According to Sadik-Khan and City Department of Design and Construction (DDC) Commissioner David J. Burney, the internationally recognized architecture firm Snohetta, will be leading a team to permanently redesign the area and update the infrastructure. Snohetta is best known for its work on the National September 11 Memorial Museum in Manhattan and the library in Alexandria, Egypt.
To redesign the pedestrian plazas, a design competition was held. The winner was New York City artist Molly Dilworth's "Cool Water, Hot Island." Dilworth is best known for her rooftop paintings. The design is blue and based on NASA infrared satellite data of Manhattan. It is supposed to resemble a river flowing through the center of Times to contrast the area's marquees and billboards.
Besides being visually appealing, the redesigned pedestrian areas are supposed to be a cool place to sit. The blue and light areas of the design are supposed to reflect more sunlight and absorb less heat that the present red-ish color.
The design is set to be installed by early August.
The Times Square Alliance will maintain the temporary pedestrian area design while the city settles the permanent redesign plan.
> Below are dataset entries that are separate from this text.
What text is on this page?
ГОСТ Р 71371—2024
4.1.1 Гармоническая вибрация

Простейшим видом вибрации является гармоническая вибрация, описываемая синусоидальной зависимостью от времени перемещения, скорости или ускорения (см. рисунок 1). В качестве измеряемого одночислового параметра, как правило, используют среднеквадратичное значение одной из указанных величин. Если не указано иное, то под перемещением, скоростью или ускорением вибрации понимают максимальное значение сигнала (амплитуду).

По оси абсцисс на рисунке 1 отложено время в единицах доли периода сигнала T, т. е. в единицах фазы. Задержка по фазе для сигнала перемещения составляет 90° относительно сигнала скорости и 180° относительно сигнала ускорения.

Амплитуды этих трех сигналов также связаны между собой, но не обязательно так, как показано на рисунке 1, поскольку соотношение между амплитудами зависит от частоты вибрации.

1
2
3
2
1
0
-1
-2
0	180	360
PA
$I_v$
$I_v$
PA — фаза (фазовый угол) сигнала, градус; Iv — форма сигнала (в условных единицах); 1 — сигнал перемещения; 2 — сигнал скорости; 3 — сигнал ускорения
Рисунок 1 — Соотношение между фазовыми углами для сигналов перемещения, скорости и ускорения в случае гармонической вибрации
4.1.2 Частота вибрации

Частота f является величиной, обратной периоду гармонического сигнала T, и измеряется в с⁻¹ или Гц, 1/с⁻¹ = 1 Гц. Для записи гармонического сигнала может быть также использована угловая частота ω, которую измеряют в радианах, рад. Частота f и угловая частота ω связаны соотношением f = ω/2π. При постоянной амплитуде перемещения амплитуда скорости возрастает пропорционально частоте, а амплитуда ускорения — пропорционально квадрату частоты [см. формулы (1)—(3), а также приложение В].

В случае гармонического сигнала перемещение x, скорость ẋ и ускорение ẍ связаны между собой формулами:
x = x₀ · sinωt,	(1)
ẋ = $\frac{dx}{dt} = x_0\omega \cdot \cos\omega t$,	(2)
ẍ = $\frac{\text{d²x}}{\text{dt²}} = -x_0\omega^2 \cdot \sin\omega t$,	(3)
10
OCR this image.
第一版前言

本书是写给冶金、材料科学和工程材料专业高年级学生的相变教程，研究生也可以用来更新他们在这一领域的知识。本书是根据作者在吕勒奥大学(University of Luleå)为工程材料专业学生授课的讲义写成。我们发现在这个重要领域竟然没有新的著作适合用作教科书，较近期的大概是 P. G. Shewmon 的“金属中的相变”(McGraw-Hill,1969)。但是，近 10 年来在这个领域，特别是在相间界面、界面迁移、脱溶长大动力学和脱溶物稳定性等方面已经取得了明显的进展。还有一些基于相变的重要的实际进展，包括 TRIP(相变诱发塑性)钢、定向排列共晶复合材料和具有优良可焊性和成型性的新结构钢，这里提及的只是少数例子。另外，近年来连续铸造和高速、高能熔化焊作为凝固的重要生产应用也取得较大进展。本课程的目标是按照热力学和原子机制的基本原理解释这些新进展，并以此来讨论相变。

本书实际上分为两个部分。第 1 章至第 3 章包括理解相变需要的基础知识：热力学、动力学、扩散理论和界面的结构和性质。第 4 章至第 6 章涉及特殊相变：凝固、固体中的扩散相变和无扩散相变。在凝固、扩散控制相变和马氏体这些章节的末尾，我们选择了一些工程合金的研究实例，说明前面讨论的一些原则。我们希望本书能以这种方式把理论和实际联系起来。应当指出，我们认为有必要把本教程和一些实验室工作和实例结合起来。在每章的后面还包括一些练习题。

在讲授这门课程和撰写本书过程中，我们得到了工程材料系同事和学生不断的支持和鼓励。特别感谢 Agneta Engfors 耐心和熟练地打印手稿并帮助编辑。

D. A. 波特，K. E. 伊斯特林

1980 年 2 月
The permanent redesign plan team includes many New York City-based designers, engineers and event infrastructure specialists. The redesign is set to begin in 2012.
The team's goal is to improve the atmosphere for bicyclists and pedestrians, while bettering the transportation flow, according to Craig Dykers, co-founder of Snohetta and New York office director.
The redesign will include the pedestrian areas, the roadbed under Broadway and Seventh Avenue between West 42nd and 47th streets, and sewers and water mains, as necessary.
Times Square currently has no permanent electrical, sound or broadcasting infrastructure, despite being used for large scale events and celebrations. The redesign will enhance Times Square's event capabilities.